Misery on the March: EU Mitigates Migration Crisis, but War Drives It
Pittsburgh-Post Gazette – The Editorial Board
It is also difficult to sort out the difference between refugees, truly in danger at home, and economic migrants, looking for a better life in richer Europe. The EU worked out a complicated procedure by which true refugees are accepted in EU states in return for economic migrants who are repatriated to Turkey, marked to return to their countries of origin by the Turks.

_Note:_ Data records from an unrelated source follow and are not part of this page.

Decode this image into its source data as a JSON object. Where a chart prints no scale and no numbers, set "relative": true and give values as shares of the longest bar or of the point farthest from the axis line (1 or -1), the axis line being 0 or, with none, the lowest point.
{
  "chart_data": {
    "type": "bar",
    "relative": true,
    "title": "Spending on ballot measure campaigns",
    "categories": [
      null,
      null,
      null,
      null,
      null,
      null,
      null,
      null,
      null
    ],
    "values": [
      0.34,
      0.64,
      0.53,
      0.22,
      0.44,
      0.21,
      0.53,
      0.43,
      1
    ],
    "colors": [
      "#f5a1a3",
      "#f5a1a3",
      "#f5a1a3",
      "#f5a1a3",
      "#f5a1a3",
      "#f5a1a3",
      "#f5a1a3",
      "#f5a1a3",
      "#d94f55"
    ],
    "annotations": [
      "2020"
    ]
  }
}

It appears that the actual agreed-upon procedure is working. The returnees, presumably, are carrying the message back to those considering the risky sea journey that it isn’t worth the money or the danger to their lives…. It may seem hard to deny a better life to unsuccessful migrants, but the justice of a measured flow into Europe cannot be denied. The end of the wars in their home countries that prompt and force them to leave is the only real solution to the migrant problem and deserves intense, continuing work.

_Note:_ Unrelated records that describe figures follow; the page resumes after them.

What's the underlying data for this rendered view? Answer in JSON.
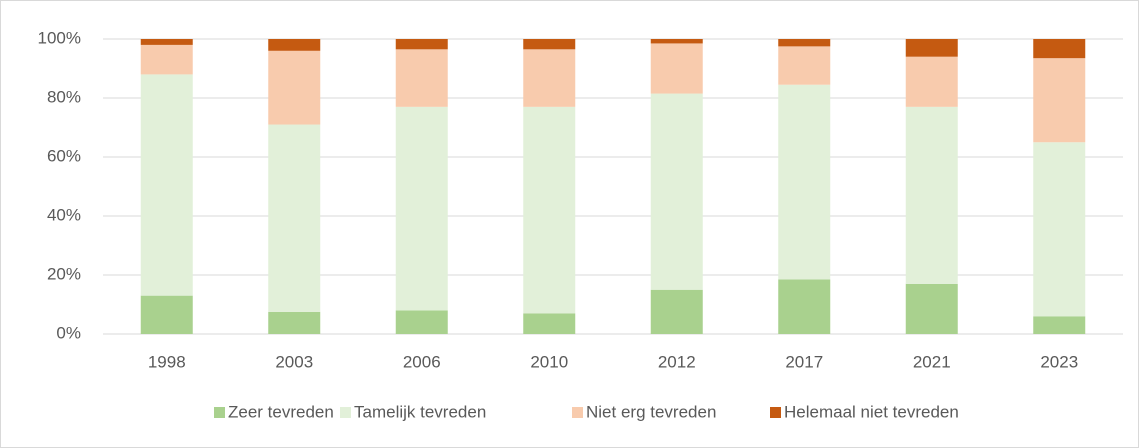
{
  "chart_data": {
    "type": "stacked-bar",
    "categories": [
      "1998",
      "2003",
      "2006",
      "2010",
      "2012",
      "2017",
      "2021",
      "2023"
    ],
    "series": [
      {
        "name": "Zeer tevreden",
        "color": "#a9d18e",
        "values": [
          13,
          7.5,
          8,
          7,
          15,
          18.5,
          17,
          6
        ]
      },
      {
        "name": "Tamelijk tevreden",
        "color": "#e2f0d9",
        "values": [
          75,
          63.5,
          69,
          70,
          66.5,
          66,
          60,
          59
        ]
      },
      {
        "name": "Niet erg tevreden",
        "color": "#f8cbad",
        "values": [
          10,
          25,
          19.5,
          19.5,
          17,
          13,
          17,
          28.5
        ]
      },
      {
        "name": "Helemaal niet tevreden",
        "color": "#c55a11",
        "values": [
          2,
          4,
          3.5,
          3.5,
          1.5,
          2.5,
          6,
          6.5
        ]
      }
    ],
    "ylim": [
      0,
      100
    ],
    "yticks": [
      {
        "value": 0,
        "label": "0%"
      },
      {
        "value": 20,
        "label": "20%"
      },
      {
        "value": 40,
        "label": "40%"
      },
      {
        "value": 60,
        "label": "60%"
      },
      {
        "value": 80,
        "label": "80%"
      },
      {
        "value": 100,
        "label": "100%"
      }
    ],
    "grid": true,
    "legend": "bottom"
  }
}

Refugees Need Facts as Well as Food
Zora O’Neill – USA Today
For a couple of fleeting months, the system was working reasonably well. But now we’re back at a point dangerously close to last summer’s chaos and stress, thanks to the March agreement between the European Union and Turkey. Under that alarmingly imprecise deal, all people arriving on the Greek islands are considered — well, what, exactly?

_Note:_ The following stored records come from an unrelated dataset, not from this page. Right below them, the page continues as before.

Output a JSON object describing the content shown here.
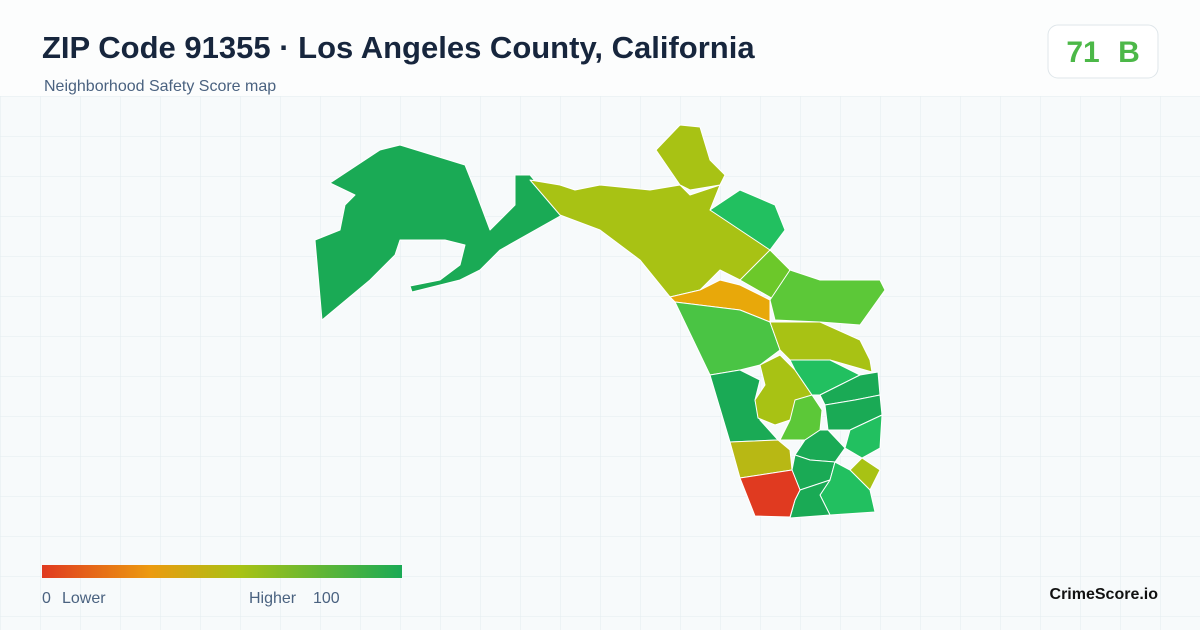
{
  "header": {
    "title": "ZIP Code 91355 · Los Angeles County, California",
    "subtitle": "Neighborhood Safety Score map"
  },
  "score": {
    "value": 71,
    "grade": "B"
  },
  "legend": {
    "min": 0,
    "low_label": "Lower",
    "high_label": "Higher",
    "max": 100
  },
  "brand": "CrimeScore.io"
}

No one, including the Greek police who began deporting refugees April 4, appears to understand who should be deported and when. The police now admit they might have accidentally deported 13 people who should have been allowed to apply for asylum.
Meanwhile, the tension among refugees is mounting again.
Those who have arrived in the past few weeks are confined in detention centers that are growing more crowded each day. The deal was meant to deter people from taking boats to Greece, but the smuggling traffic has not stopped — probably because there is equally little information available in Turkey. On Lesbos and Chios, there have been hunger strikes, fistfights, vocal protests and attempted suicides.
WATCH: Excerpts from Senate Appropriations Committee Hearing (April 12) on Violent Extremism and the Role of Foreign Assistance. Sen. Lindsay Graham, Former National Security Adviser Gen. James Jones, Deputy Secretary of State Anthony Blinken and Bono testify about how spending now to help Syrian refugees is an investment in stopping violent extremism.
Out of Africa
Thomas L. Friedman – The New York Times
Just as Syria’s revolution was set off in part by the worst four-year drought in the country’s modern history — plus overpopulation, climate stresses and the Internet — the same is true of this African migration wave. That’s why I’m here filming an episode for the “Years of Living Dangerously” series on climate change across the planet, which will appear on National Geographic Channel next fall. I’m traveling with Monique Barbut, who heads the U.N.Convention to Combat Desertification…
Says the U.N.’s Barbut, “Desertification acts as the trigger, and climate change acts as an amplifier of the political challenges we are witnessing today: economic migrants, interethnic conflicts and extremism.” She shows me three maps of Africa with an oblong outline around a bunch of dots clustered in the middle of the continent. Map No. 1: the most vulnerable regions of desertification in Africa in 2008. Map No. 2: conflicts and food riots in Africa 2007-2008. Map No. 3: terrorist attacks in Africa in 2012.
All three outlines cover the same territory.